# WTB Bright Blue Snowboard Pants - On a budget



## DigO (Apr 25, 2011)

Hi!

I`m looking for bright blue snowboard pants, but I can spend up to $100.

I really like the Bonfire Radiant Pants in Sapphire color, but they are discontinued I guess.

I`ve also been looking online and so far I found these ones below, that seem to be ok. Anyways I`d like some opinions about them and sugestions about others!

Oakley Shelf Life Pants
Oakley Shelf Life Pants | Oakley Store

Sessions Gridlock Pants. Do these really shine like in the picture? I actually don`t quite like that kind of shine that is in the picture.. remembers me of duffel :S
Sessions Men's Gridlock Pants - FREE SHIPPING at Altrec.com


Thank you!


----------



## CMSbored (Apr 2, 2009)

i like sessions stuff. they hold up really well for me. Im going on my 3rd season with my zoom pants (about 30 days a year) and they seem to be holding up. It may be because i dont wash my outerwear ever. but overall im happy with them. i own two pairs of sessions pants and one jacket.


----------



## david_z (Dec 14, 2009)

see if you can find last year's ThirtyTwo Blahzay cargos. Solid pant, retails around $149 but you should be able to find them under $100 if anyone has them in-stock.


----------



## DigO (Apr 25, 2011)

Really hard to find last season`s Blahzays anywhere on the internet... And the ones I find are all 149, 159.

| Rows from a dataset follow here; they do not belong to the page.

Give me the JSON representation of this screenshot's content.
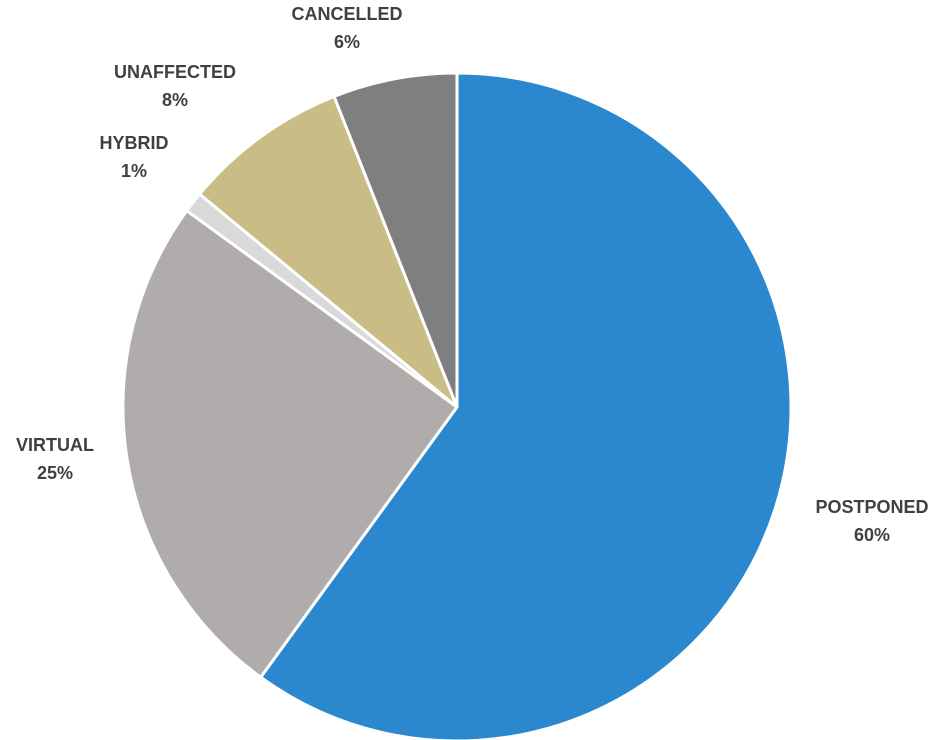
{
  "chart_data": {
    "type": "pie",
    "title": "",
    "slices": [
      {
        "label": "POSTPONED",
        "value": 60,
        "value_text": "60%",
        "color": "#2b88cf"
      },
      {
        "label": "VIRTUAL",
        "value": 25,
        "value_text": "25%",
        "color": "#b0acab"
      },
      {
        "label": "HYBRID",
        "value": 1,
        "value_text": "1%",
        "color": "#d9d9d9"
      },
      {
        "label": "UNAFFECTED",
        "value": 8,
        "value_text": "8%",
        "color": "#c9bc84"
      },
      {
        "label": "CANCELLED",
        "value": 6,
        "value_text": "6%",
        "color": "#7f7f7f"
      }
    ],
    "start": "12 o'clock",
    "direction": "clockwise",
    "data_labels": "outside end",
    "legend": "none"
  }
}
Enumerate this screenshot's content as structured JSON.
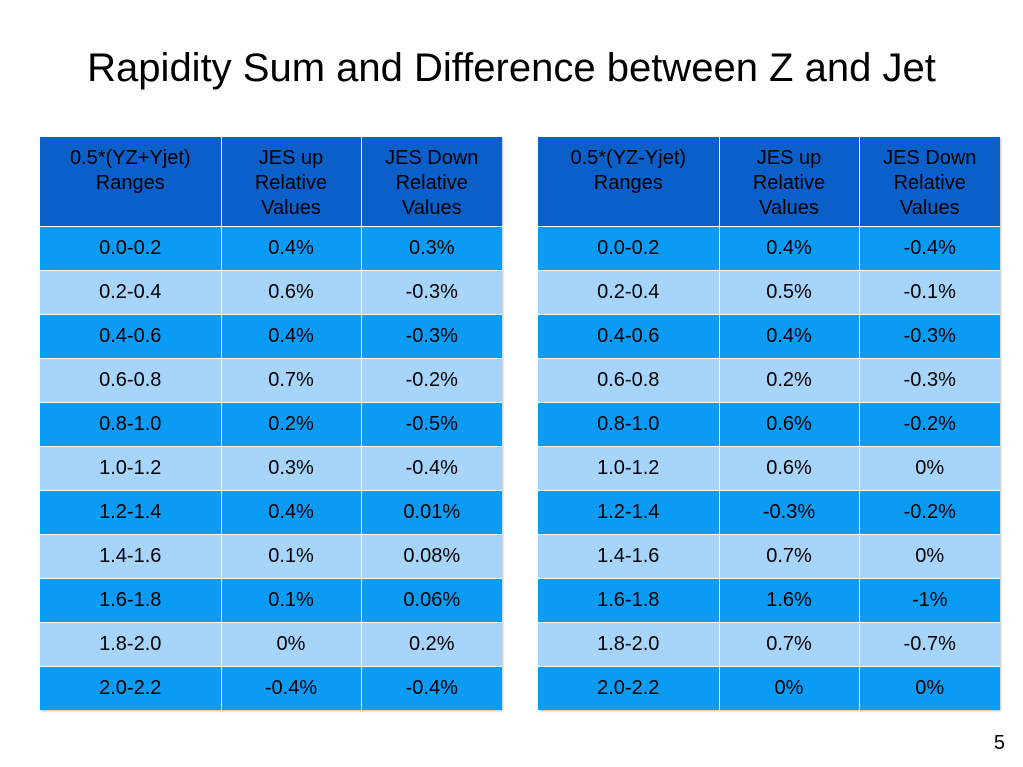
{
  "slide": {
    "title": "Rapidity Sum and Difference between Z and Jet",
    "page_number": "5"
  },
  "tables": [
    {
      "headers": [
        "0.5*(YZ+Yjet) Ranges",
        "JES up Relative Values",
        "JES Down Relative Values"
      ],
      "rows": [
        [
          "0.0-0.2",
          "0.4%",
          "0.3%"
        ],
        [
          "0.2-0.4",
          "0.6%",
          "-0.3%"
        ],
        [
          "0.4-0.6",
          "0.4%",
          "-0.3%"
        ],
        [
          "0.6-0.8",
          "0.7%",
          "-0.2%"
        ],
        [
          "0.8-1.0",
          "0.2%",
          "-0.5%"
        ],
        [
          "1.0-1.2",
          "0.3%",
          "-0.4%"
        ],
        [
          "1.2-1.4",
          "0.4%",
          "0.01%"
        ],
        [
          "1.4-1.6",
          "0.1%",
          "0.08%"
        ],
        [
          "1.6-1.8",
          "0.1%",
          "0.06%"
        ],
        [
          "1.8-2.0",
          "0%",
          "0.2%"
        ],
        [
          "2.0-2.2",
          "-0.4%",
          "-0.4%"
        ]
      ]
    },
    {
      "headers": [
        "0.5*(YZ-Yjet) Ranges",
        "JES up Relative Values",
        "JES Down Relative Values"
      ],
      "rows": [
        [
          "0.0-0.2",
          "0.4%",
          "-0.4%"
        ],
        [
          "0.2-0.4",
          "0.5%",
          "-0.1%"
        ],
        [
          "0.4-0.6",
          "0.4%",
          "-0.3%"
        ],
        [
          "0.6-0.8",
          "0.2%",
          "-0.3%"
        ],
        [
          "0.8-1.0",
          "0.6%",
          "-0.2%"
        ],
        [
          "1.0-1.2",
          "0.6%",
          "0%"
        ],
        [
          "1.2-1.4",
          "-0.3%",
          "-0.2%"
        ],
        [
          "1.4-1.6",
          "0.7%",
          "0%"
        ],
        [
          "1.6-1.8",
          "1.6%",
          "-1%"
        ],
        [
          "1.8-2.0",
          "0.7%",
          "-0.7%"
        ],
        [
          "2.0-2.2",
          "0%",
          "0%"
        ]
      ]
    }
  ],
  "colors": {
    "header_background": "#0a5fc8",
    "row_dark": "#0a9bf5",
    "row_light": "#a6d4fb"
  }
}
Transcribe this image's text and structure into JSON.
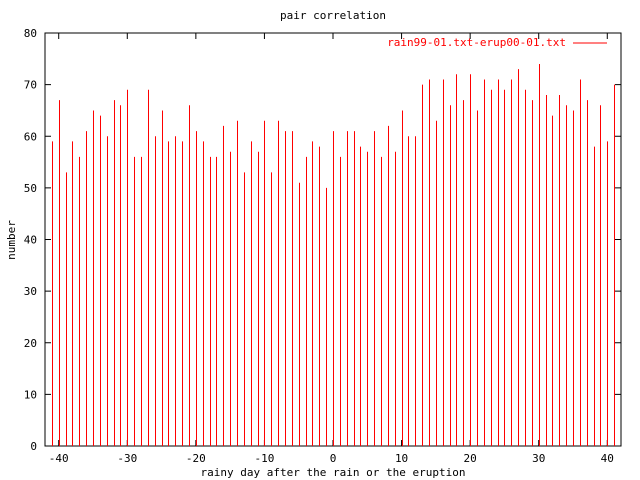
{
  "chart_data": {
    "type": "bar",
    "title": "pair correlation",
    "xlabel": "rainy day after the rain or the eruption",
    "ylabel": "number",
    "xlim": [
      -42,
      42
    ],
    "ylim": [
      0,
      80
    ],
    "xticks": [
      -40,
      -30,
      -20,
      -10,
      0,
      10,
      20,
      30,
      40
    ],
    "yticks": [
      0,
      10,
      20,
      30,
      40,
      50,
      60,
      70,
      80
    ],
    "legend_position": "top-right",
    "series": [
      {
        "name": "rain99-01.txt-erup00-01.txt",
        "color": "#ff0000",
        "x": [
          -41,
          -40,
          -39,
          -38,
          -37,
          -36,
          -35,
          -34,
          -33,
          -32,
          -31,
          -30,
          -29,
          -28,
          -27,
          -26,
          -25,
          -24,
          -23,
          -22,
          -21,
          -20,
          -19,
          -18,
          -17,
          -16,
          -15,
          -14,
          -13,
          -12,
          -11,
          -10,
          -9,
          -8,
          -7,
          -6,
          -5,
          -4,
          -3,
          -2,
          -1,
          0,
          1,
          2,
          3,
          4,
          5,
          6,
          7,
          8,
          9,
          10,
          11,
          12,
          13,
          14,
          15,
          16,
          17,
          18,
          19,
          20,
          21,
          22,
          23,
          24,
          25,
          26,
          27,
          28,
          29,
          30,
          31,
          32,
          33,
          34,
          35,
          36,
          37,
          38,
          39,
          40,
          41
        ],
        "values": [
          59,
          67,
          53,
          59,
          56,
          61,
          65,
          64,
          60,
          67,
          66,
          69,
          56,
          56,
          69,
          60,
          65,
          59,
          60,
          59,
          66,
          61,
          59,
          56,
          56,
          62,
          57,
          63,
          53,
          59,
          57,
          63,
          53,
          63,
          61,
          61,
          51,
          56,
          59,
          58,
          50,
          61,
          56,
          61,
          61,
          58,
          57,
          61,
          56,
          62,
          57,
          65,
          60,
          60,
          70,
          71,
          63,
          71,
          66,
          72,
          67,
          72,
          65,
          71,
          69,
          71,
          69,
          71,
          73,
          69,
          67,
          74,
          68,
          64,
          68,
          66,
          65,
          71,
          67,
          58,
          66,
          59,
          70
        ]
      }
    ]
  }
}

I`ll keep trying to find, but if I don`t, I might stick to the Sessions Gridlock.

CMSbored, how warm are your Sessions Zoom pants? I saw online that they have 80g insulation. Desn`t it get too warm?


----------



## david_z (Dec 14, 2009)

I don't know what size you need but my local shop has the XL Size XL available at Eternal for $72 or size Small available here for $89.

But yeah, it looks like the blue ones from last year are hard to find. plenty of the khaki/sand or black available for $100 or less though.


----------



## DigO (Apr 25, 2011)

Well, I`m 6 feet tall, 160 lbs. Usually wear 32 x 32 in normal street pants, 34 x 32 with a belt. I have some impact shorts that I`ll be using, so I might go up one size, sticking to size L. Wonder if a Medium will still fit woth the shorts on.

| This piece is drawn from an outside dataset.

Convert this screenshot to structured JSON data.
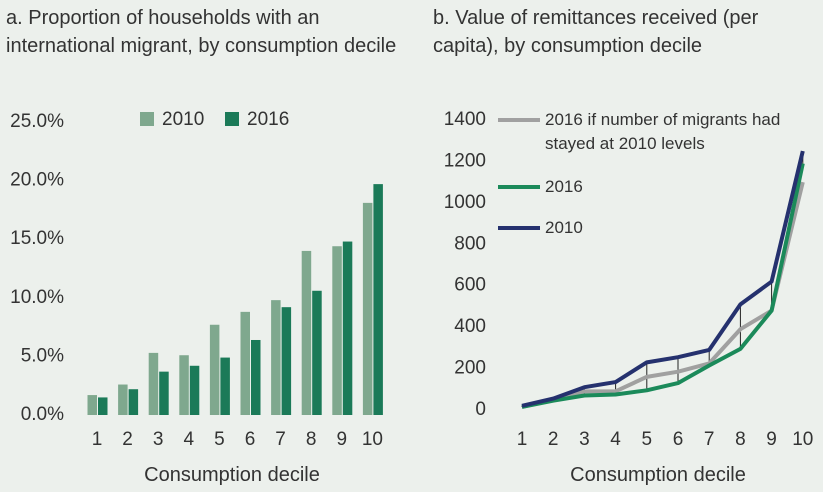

As for the color, I`m looking for blue, since my jacket is already black.

Do you have any other model or brand in mind?

Edit: I found these Airblaster Finisher Pants in bright blue. They look good... do you know whether they perform as good (fit, waterproof, breathable, quality, toughness, etc)?


----------



## david_z (Dec 14, 2009)

Yeah the XL will be way too big I wear a 36 x 32 in regular pants and the XL is pretty large even on me.

Those Sessions ones look pretty comparable in terms of style & feature, although it doesn't say what they're rated for water resistance/breathability.

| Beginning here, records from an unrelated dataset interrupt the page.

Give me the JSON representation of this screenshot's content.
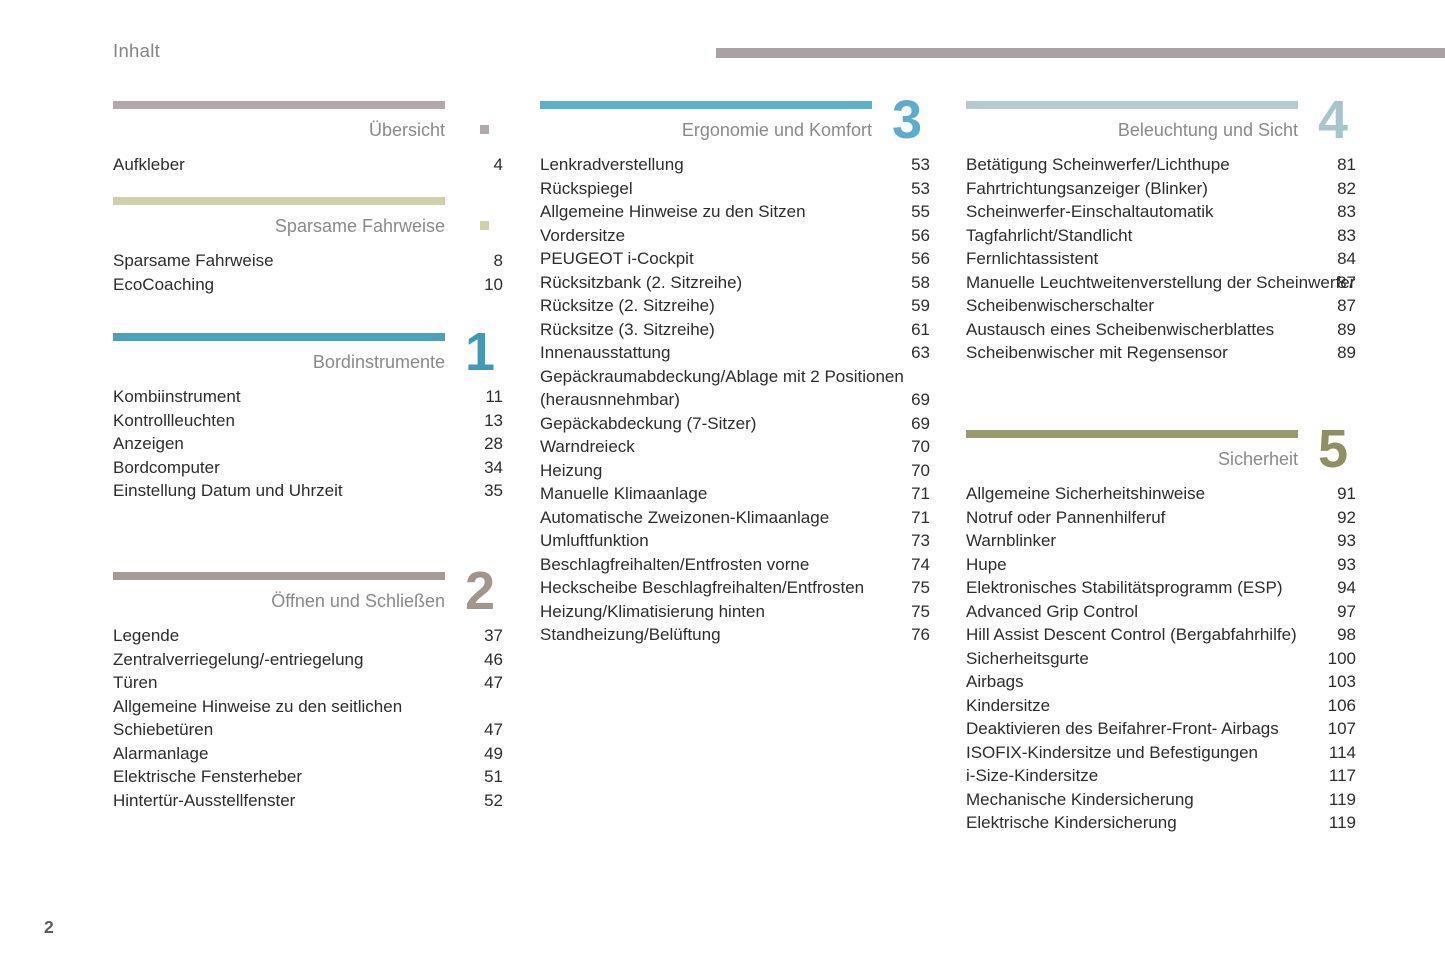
{
  "header": {
    "title": "Inhalt"
  },
  "footer": {
    "page_number": "2"
  },
  "colors": {
    "top_rule": "#aaa1a5",
    "section_title_text": "#8a8a8a",
    "item_text": "#2d2d2d"
  },
  "sections": [
    {
      "id": "uebersicht",
      "column": 1,
      "title": "Übersicht",
      "marker": "square",
      "bar_color": "#b3a9ad",
      "accent_color": "#b3a9ad",
      "items": [
        {
          "label": "Aufkleber",
          "page": "4"
        }
      ]
    },
    {
      "id": "sparsame-fahrweise",
      "column": 1,
      "title": "Sparsame Fahrweise",
      "marker": "square",
      "bar_color": "#cfd1ac",
      "accent_color": "#cfd1ac",
      "items": [
        {
          "label": "Sparsame Fahrweise",
          "page": "8"
        },
        {
          "label": "EcoCoaching",
          "page": "10"
        }
      ]
    },
    {
      "id": "bordinstrumente",
      "column": 1,
      "title": "Bordinstrumente",
      "marker": "number",
      "number": "1",
      "bar_color": "#4ba1bc",
      "accent_color": "#4398b3",
      "items": [
        {
          "label": "Kombiinstrument",
          "page": "11"
        },
        {
          "label": "Kontrollleuchten",
          "page": "13"
        },
        {
          "label": "Anzeigen",
          "page": "28"
        },
        {
          "label": "Bordcomputer",
          "page": "34"
        },
        {
          "label": "Einstellung Datum und Uhrzeit",
          "page": "35"
        }
      ]
    },
    {
      "id": "oeffnen-und-schliessen",
      "column": 1,
      "title": "Öffnen und Schließen",
      "marker": "number",
      "number": "2",
      "bar_color": "#a89d95",
      "accent_color": "#a1968e",
      "items": [
        {
          "label": "Legende",
          "page": "37"
        },
        {
          "label": "Zentralverriegelung/-entriegelung",
          "page": "46"
        },
        {
          "label": "Türen",
          "page": "47"
        },
        {
          "label": "Allgemeine Hinweise zu den seitlichen Schiebetüren",
          "page": "47"
        },
        {
          "label": "Alarmanlage",
          "page": "49"
        },
        {
          "label": "Elektrische Fensterheber",
          "page": "51"
        },
        {
          "label": "Hintertür-Ausstellfenster",
          "page": "52"
        }
      ]
    },
    {
      "id": "ergonomie-und-komfort",
      "column": 2,
      "title": "Ergonomie und Komfort",
      "marker": "number",
      "number": "3",
      "bar_color": "#5fb0c9",
      "accent_color": "#5cadcd",
      "items": [
        {
          "label": "Lenkradverstellung",
          "page": "53"
        },
        {
          "label": "Rückspiegel",
          "page": "53"
        },
        {
          "label": "Allgemeine Hinweise zu den Sitzen",
          "page": "55"
        },
        {
          "label": "Vordersitze",
          "page": "56"
        },
        {
          "label": "PEUGEOT i-Cockpit",
          "page": "56"
        },
        {
          "label": "Rücksitzbank (2. Sitzreihe)",
          "page": "58"
        },
        {
          "label": "Rücksitze (2. Sitzreihe)",
          "page": "59"
        },
        {
          "label": "Rücksitze (3. Sitzreihe)",
          "page": "61"
        },
        {
          "label": "Innenausstattung",
          "page": "63"
        },
        {
          "label": "Gepäckraumabdeckung/Ablage mit 2 Positionen (herausnnehmbar)",
          "page": "69"
        },
        {
          "label": "Gepäckabdeckung (7-Sitzer)",
          "page": "69"
        },
        {
          "label": "Warndreieck",
          "page": "70"
        },
        {
          "label": "Heizung",
          "page": "70"
        },
        {
          "label": "Manuelle Klimaanlage",
          "page": "71"
        },
        {
          "label": "Automatische Zweizonen-Klimaanlage",
          "page": "71"
        },
        {
          "label": "Umluftfunktion",
          "page": "73"
        },
        {
          "label": "Beschlagfreihalten/Entfrosten vorne",
          "page": "74"
        },
        {
          "label": "Heckscheibe Beschlagfreihalten/Entfrosten",
          "page": "75"
        },
        {
          "label": "Heizung/Klimatisierung hinten",
          "page": "75"
        },
        {
          "label": "Standheizung/Belüftung",
          "page": "76"
        }
      ]
    },
    {
      "id": "beleuchtung-und-sicht",
      "column": 3,
      "title": "Beleuchtung und Sicht",
      "marker": "number",
      "number": "4",
      "bar_color": "#b5c9ce",
      "accent_color": "#aac4cb",
      "items": [
        {
          "label": "Betätigung Scheinwerfer/Lichthupe",
          "page": "81"
        },
        {
          "label": "Fahrtrichtungsanzeiger (Blinker)",
          "page": "82"
        },
        {
          "label": "Scheinwerfer-Einschaltautomatik",
          "page": "83"
        },
        {
          "label": "Tagfahrlicht/Standlicht",
          "page": "83"
        },
        {
          "label": "Fernlichtassistent",
          "page": "84"
        },
        {
          "label": "Manuelle Leuchtweitenverstellung der Scheinwerfer",
          "page": "87"
        },
        {
          "label": "Scheibenwischerschalter",
          "page": "87"
        },
        {
          "label": "Austausch eines Scheibenwischerblattes",
          "page": "89"
        },
        {
          "label": "Scheibenwischer mit Regensensor",
          "page": "89"
        }
      ]
    },
    {
      "id": "sicherheit",
      "column": 3,
      "title": "Sicherheit",
      "marker": "number",
      "number": "5",
      "bar_color": "#9a9a70",
      "accent_color": "#8f8f63",
      "items": [
        {
          "label": "Allgemeine Sicherheitshinweise",
          "page": "91"
        },
        {
          "label": "Notruf oder Pannenhilferuf",
          "page": "92"
        },
        {
          "label": "Warnblinker",
          "page": "93"
        },
        {
          "label": "Hupe",
          "page": "93"
        },
        {
          "label": "Elektronisches Stabilitätsprogramm (ESP)",
          "page": "94"
        },
        {
          "label": "Advanced Grip Control",
          "page": "97"
        },
        {
          "label": "Hill Assist Descent Control (Bergabfahrhilfe)",
          "page": "98"
        },
        {
          "label": "Sicherheitsgurte",
          "page": "100"
        },
        {
          "label": "Airbags",
          "page": "103"
        },
        {
          "label": "Kindersitze",
          "page": "106"
        },
        {
          "label": "Deaktivieren des Beifahrer-Front- Airbags",
          "page": "107"
        },
        {
          "label": "ISOFIX-Kindersitze und Befestigungen",
          "page": "114"
        },
        {
          "label": "i-Size-Kindersitze",
          "page": "117"
        },
        {
          "label": "Mechanische Kindersicherung",
          "page": "119"
        },
        {
          "label": "Elektrische Kindersicherung",
          "page": "119"
        }
      ]
    }
  ]
}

No experience with the Airblaster, I just tossed out the ThirtyTwo idea since I have those pants and they are pretty nice.


----------



## readimag (Aug 10, 2011)

I have some 686 cyan colored pants they are bright picked them up for under 100 end of last season.


----------



## CheeseForSteeze (May 11, 2011)

686 :: Cargo

686 Original Cargo. The Cyan is a staple colorway every season. These pants are awesome, rocked them for several seasons now.


----------



## DigO (Apr 25, 2011)

The Sessions` Gridlock pants are 15k/10k bre/wat respectively. Good rating indeed. I just wonder if the royal blue on those pants look as bright as the cyan or Blahzay`s blue...

The 686 original cargo`s would be the best for me, because they already come with the removable insulation layer. However, their price goes way over my $100 budget (those are $200).

If only I could find the blahzays at 100, 110. Or even the 686s!

And I think that from now until the end of next season the prices will only go up, correct?


----------



## CheeseForSteeze (May 11, 2011)

DC Banshee Pant - Men's from Dogfunk.com $130
DC Donon Baggy Insulated Pant - Men's from Dogfunk.com $170
Nomis Denim Shell Snowboard Pant - Men's from Dogfunk.com $80 though they only have XLT


----------



## CMSbored (Apr 2, 2009)

DigO said:


> Really hard to find last season`s Blahzays anywhere on the internet... And the ones I find are all 149, 159.
> 
> I`ll keep trying to find, but if I don`t, I might stick to the Sessions Gridlock.
> 
> CMSbored, how warm are your Sessions Zoom pants? I saw online that they have 80g insulation. Desn`t it get too warm?



i think mine are the older model as they do not have insulation. if they had 80g i would probably melt as i like cold. (just pants and underwear and tshirt and shell jacket almost all season)


----------



## Tarzanman (Dec 20, 2008)

I actually have a pair of bright blue snowboard pants.
Foursquare Q Keep Cool pants








FOURSQUARE Q PANTS - KEEP COOL


----------